The Fibrek situation began late last year when Abitibi launched a hostile takeover bid for Fibrek. The bid from Abitibi (which is in the process of changing its name to Resolute Forest Products) was for $1 a share.
The Abitibi bid had the backing of some key shareholders of Fibrek. They included Fairfax Financial Holdings, which was also a large shareholder in Abitibi and so would benefit from Abitibi buying Fibrek for as little as possible.
The shareholder support for Abitibi out of the gate made it tough for any other bid to succeed, but Fibrek’s board set out to try to drum one up anyway. The board found a white knight, in the form of Mercer International, which is now offering $1.40 a share.
Mercer demanded help from Fibrek, in the form of a batch of warrants to purchase shares at $1 apiece that would enable Mercer to level the playing field with Abitibi and the shareholders who had pledged to support the Abitibi offer. Without the share issuance, Mercer’s bid would have no hope.

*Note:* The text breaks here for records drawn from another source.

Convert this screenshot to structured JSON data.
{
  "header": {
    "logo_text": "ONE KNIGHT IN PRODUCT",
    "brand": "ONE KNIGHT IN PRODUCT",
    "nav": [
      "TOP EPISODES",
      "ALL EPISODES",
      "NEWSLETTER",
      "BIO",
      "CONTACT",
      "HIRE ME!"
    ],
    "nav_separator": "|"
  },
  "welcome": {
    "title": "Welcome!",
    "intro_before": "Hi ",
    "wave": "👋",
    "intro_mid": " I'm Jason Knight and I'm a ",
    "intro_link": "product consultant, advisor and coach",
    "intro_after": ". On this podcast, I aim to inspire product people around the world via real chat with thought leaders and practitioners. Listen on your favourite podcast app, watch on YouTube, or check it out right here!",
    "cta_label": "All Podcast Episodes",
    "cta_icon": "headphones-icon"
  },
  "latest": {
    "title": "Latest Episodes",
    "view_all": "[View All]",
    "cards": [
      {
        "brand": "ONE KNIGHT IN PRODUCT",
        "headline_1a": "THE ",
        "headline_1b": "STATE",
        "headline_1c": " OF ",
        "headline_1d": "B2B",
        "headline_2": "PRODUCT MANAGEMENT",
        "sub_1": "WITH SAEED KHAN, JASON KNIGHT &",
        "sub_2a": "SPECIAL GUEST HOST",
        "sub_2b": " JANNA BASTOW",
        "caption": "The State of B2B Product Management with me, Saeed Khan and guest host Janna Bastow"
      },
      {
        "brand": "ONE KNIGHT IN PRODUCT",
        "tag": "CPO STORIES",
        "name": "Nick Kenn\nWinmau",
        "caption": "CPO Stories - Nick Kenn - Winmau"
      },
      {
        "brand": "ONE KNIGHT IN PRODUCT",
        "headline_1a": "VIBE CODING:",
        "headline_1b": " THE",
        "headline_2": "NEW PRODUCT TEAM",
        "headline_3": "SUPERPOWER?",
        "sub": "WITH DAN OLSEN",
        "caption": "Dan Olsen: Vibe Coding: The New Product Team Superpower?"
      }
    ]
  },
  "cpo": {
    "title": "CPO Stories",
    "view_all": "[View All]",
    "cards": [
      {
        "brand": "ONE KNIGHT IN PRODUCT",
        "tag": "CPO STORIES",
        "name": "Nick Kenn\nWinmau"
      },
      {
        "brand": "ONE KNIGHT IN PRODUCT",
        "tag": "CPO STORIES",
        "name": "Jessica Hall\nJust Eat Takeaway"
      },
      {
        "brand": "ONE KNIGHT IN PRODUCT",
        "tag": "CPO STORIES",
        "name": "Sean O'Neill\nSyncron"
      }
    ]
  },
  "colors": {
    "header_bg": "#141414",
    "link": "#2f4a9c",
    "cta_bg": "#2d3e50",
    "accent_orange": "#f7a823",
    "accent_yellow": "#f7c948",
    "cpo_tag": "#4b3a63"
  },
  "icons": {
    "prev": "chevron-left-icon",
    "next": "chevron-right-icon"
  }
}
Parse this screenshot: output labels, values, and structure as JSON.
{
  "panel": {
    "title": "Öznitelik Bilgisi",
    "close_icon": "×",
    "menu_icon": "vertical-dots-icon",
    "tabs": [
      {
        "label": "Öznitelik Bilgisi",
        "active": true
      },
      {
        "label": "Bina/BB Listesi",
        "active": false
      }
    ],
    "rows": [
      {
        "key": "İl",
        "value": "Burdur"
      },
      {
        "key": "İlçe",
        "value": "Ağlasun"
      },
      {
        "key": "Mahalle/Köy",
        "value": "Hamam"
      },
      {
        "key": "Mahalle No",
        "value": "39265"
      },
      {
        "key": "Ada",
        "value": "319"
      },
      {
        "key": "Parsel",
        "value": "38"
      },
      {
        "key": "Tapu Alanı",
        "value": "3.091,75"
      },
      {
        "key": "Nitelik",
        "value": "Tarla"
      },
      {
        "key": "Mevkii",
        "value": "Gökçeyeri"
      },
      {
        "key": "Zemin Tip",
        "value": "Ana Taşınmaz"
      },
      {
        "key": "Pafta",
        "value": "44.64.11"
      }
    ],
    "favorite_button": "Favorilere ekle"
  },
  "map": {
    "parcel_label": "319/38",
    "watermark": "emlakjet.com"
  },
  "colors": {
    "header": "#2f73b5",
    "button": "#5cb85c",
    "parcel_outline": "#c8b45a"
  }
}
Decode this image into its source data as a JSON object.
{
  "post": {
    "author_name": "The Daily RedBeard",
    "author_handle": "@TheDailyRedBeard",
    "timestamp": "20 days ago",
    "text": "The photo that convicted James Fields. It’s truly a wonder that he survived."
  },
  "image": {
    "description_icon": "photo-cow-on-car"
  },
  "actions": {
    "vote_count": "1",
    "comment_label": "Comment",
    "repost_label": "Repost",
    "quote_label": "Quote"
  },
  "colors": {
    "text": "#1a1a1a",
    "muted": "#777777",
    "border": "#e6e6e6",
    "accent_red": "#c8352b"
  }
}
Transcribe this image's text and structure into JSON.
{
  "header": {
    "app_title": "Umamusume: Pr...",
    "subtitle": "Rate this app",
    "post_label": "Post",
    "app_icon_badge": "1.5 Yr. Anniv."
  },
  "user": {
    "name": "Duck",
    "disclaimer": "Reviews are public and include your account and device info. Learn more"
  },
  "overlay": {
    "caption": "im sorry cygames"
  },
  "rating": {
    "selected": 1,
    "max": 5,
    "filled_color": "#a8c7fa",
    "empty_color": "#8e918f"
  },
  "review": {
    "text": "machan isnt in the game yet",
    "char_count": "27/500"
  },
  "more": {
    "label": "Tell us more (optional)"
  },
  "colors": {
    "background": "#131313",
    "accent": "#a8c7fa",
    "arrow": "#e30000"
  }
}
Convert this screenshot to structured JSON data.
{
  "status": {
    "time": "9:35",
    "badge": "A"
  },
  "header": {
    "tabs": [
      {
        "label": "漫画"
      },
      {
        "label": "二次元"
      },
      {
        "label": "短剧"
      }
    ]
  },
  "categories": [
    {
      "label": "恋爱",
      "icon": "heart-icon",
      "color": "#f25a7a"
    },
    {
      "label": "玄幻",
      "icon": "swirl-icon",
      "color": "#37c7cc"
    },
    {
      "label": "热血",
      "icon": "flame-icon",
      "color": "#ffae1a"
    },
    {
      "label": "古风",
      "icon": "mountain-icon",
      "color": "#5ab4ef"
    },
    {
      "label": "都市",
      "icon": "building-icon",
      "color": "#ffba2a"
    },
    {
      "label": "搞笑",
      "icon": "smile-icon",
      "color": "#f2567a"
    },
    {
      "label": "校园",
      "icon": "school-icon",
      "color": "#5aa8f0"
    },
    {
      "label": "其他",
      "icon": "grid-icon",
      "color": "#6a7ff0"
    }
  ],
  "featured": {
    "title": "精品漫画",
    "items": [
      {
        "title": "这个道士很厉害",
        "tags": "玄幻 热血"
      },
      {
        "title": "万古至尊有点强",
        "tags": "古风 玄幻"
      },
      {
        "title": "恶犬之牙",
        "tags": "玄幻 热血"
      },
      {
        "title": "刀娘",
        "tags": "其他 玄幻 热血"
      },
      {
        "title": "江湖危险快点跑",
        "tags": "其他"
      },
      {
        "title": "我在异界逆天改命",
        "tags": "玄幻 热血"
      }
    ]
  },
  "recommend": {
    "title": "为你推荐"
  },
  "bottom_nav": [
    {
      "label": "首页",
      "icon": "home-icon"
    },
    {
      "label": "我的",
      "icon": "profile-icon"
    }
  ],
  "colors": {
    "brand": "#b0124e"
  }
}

Abitibi asked the securities tribunal in Quebec to stop the share issue. The tribunal did. Fibrek appealed that in court and won. Abitibi then turned to the Court of Appeal, which threw out the lower-court ruling and once again stopped the share issue. That forced Fibrek to seek an appeal to the Supreme Court.
The Quebec tribunal, and the appeal court, said the share-issue financing was offside because it was clearly a tactical move to stop Abitibi, and Fibrek didn’t really need the money. The evidence showed that Fibrek was hardly in dire straights, but a little extra cash can always come in handy.
Surely the decision of when to raise money is the purview of a company’s management, not the courts. More importantly, even if the tactic were a defensive measure to stop a hostile bid, it wasn’t aimed at entrenching management. It was aimed at selling the company for even more to another bidder.
In essence, the Quebec rulings said that the Fibrek board wasn’t owed any deference for its business judgment when it decided to enter into a transaction with Mercer that brought a lot more money to shareholders.
If the Supreme Court allows the Quebec rulings in Fibrek to stand, Canada will be moving further from the long-standing regime that boards have a primary duty to maximize shareholder value in a takeover, whatever way they can. The losers will be shareholders.